How Federal Dollars Are Financing the Water Crisis
State Route 87, the thin band of pavement that approaches the mostly shuttered town of Coolidge, Ariz., cuts through some of the least hospitable land in the country. The valley of red and brown sand is interrupted occasionally by rock and saguaro cactus. It’s not unusual for summer temperatures to top 116 degrees. And there is almost no water; this part of Arizona receives less than nine inches of rainfall each year.
Then Route 87 tacks left and the dead landscape springs to life.
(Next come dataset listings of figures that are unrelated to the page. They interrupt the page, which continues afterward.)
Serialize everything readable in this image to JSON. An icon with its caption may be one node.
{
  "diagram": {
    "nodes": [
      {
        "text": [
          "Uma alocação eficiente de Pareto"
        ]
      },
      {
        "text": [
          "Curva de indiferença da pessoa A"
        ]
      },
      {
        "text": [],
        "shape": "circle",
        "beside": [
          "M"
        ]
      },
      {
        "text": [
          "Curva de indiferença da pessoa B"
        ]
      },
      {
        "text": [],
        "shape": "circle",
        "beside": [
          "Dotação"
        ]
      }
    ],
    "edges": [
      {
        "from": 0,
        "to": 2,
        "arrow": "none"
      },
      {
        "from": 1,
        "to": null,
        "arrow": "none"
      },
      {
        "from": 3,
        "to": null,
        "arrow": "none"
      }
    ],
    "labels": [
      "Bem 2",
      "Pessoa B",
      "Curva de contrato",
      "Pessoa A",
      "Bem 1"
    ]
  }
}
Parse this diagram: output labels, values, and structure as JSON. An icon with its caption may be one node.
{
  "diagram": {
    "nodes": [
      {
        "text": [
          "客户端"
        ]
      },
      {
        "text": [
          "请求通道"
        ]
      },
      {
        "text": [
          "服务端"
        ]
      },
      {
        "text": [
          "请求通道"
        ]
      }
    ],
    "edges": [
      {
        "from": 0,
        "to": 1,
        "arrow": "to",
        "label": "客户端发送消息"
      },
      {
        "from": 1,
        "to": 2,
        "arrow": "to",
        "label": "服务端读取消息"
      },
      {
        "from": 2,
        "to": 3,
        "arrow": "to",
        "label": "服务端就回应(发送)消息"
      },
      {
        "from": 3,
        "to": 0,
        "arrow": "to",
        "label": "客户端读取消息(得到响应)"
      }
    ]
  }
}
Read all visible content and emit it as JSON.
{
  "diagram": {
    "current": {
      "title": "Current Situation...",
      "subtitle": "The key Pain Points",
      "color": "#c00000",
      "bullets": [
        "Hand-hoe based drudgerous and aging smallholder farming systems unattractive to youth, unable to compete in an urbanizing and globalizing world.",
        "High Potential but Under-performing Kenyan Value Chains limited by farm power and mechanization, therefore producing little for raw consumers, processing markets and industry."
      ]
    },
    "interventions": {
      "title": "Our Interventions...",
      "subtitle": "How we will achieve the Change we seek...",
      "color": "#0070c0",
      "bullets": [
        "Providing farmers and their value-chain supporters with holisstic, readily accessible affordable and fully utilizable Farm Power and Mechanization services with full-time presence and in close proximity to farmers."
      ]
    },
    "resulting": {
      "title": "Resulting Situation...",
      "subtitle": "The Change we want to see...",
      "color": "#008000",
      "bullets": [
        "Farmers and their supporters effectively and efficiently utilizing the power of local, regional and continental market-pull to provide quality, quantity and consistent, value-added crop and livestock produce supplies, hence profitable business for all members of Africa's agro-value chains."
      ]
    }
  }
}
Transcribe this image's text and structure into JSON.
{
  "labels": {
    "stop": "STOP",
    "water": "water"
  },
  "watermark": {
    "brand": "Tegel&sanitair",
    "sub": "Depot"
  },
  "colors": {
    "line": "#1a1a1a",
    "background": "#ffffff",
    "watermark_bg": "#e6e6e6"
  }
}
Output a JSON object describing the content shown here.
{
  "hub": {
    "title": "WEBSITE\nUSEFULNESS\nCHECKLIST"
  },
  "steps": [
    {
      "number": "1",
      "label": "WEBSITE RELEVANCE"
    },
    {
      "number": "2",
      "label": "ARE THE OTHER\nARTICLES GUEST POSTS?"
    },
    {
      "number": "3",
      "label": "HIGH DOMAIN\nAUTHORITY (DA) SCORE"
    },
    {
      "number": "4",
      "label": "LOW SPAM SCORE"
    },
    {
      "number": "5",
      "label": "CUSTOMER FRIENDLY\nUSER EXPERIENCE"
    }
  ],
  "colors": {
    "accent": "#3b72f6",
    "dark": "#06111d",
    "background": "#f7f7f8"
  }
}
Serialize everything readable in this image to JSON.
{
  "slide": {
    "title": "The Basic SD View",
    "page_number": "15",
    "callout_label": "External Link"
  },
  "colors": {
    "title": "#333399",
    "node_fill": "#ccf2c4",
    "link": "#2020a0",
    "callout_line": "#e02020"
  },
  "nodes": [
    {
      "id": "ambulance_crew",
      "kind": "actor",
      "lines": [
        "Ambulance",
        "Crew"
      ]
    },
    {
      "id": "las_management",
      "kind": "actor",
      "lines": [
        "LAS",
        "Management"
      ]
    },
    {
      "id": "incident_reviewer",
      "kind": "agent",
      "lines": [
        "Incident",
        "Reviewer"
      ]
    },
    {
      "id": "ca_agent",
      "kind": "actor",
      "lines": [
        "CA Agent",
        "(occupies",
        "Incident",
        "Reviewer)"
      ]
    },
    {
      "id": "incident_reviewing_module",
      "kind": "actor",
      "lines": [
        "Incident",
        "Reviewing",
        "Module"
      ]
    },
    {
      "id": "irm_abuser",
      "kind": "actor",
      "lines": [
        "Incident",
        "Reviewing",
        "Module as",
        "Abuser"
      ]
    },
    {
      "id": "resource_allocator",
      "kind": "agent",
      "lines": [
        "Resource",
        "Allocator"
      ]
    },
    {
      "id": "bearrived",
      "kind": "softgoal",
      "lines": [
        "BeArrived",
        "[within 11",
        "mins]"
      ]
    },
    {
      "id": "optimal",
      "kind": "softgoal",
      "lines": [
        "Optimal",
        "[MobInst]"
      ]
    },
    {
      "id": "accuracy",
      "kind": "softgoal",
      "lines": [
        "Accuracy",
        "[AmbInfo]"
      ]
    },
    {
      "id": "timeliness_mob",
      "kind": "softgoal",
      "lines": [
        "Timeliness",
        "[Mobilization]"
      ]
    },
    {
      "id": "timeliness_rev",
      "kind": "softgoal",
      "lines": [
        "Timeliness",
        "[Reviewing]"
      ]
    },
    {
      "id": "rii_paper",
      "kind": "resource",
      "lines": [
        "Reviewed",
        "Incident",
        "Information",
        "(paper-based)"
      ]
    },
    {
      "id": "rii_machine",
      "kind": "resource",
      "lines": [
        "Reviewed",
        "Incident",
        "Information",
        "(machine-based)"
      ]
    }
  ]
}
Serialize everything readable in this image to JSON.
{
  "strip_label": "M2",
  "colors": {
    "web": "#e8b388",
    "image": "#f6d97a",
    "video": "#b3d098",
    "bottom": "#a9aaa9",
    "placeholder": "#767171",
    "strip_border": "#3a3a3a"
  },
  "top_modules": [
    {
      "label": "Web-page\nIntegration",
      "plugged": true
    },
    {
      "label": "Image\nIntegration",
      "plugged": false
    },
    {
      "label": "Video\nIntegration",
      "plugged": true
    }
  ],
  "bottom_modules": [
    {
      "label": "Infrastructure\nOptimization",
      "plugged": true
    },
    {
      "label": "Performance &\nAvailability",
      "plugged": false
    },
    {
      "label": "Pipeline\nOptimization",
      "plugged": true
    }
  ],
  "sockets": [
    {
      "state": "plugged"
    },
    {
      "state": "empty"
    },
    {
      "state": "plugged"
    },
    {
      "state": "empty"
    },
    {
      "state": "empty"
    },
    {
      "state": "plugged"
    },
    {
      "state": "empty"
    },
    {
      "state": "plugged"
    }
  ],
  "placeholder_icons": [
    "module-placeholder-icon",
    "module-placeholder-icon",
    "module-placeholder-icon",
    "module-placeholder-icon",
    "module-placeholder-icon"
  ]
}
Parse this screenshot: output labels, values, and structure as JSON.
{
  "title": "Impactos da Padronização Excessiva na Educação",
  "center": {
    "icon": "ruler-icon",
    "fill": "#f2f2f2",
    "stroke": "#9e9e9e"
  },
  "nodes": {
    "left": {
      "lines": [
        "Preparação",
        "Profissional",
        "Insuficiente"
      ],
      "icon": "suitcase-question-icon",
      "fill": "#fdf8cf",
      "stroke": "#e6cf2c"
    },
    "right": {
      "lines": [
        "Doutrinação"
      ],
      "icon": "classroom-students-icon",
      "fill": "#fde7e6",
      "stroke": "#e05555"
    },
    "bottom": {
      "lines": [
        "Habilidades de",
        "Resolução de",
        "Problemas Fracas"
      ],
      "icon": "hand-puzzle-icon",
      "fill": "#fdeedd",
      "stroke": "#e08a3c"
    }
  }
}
Barren roadside is replaced by thousands of acres of cotton fields, their bright, leafy green stalks and white, puffy bolls in neat rows that unravel for miles. It’s a vision of bounty where it would be least expected. Step into the hip-high cotton shrubs, with the soft, water-soaked dirt giving way beneath your boot soles, the bees buzzing in your ears, the pungent odor of the plants in your nostrils, and you might as well be in Georgia.
Getting plants to grow in the Sonoran Desert is made possible by importing billions of gallons of water each year. Cotton is one of the thirstiest crops in existence, and each acre cultivated here demands six times as much water as lettuce, 60 percent more than wheat. That precious liquid is pulled from a nearby federal reservoir, siphoned from beleaguered underground aquifers and pumped in from the Colorado River hundreds of miles away. Greg Wuertz has been farming cotton on these fields since 1981, and before him, his father and grandfather did the same. His family is part of Arizona’s agricultural royalty. His father was a board member of the Central Arizona Water Conservation District for nearly two decades. Wuertz has served as president of several of the most important cotton organizations in the state.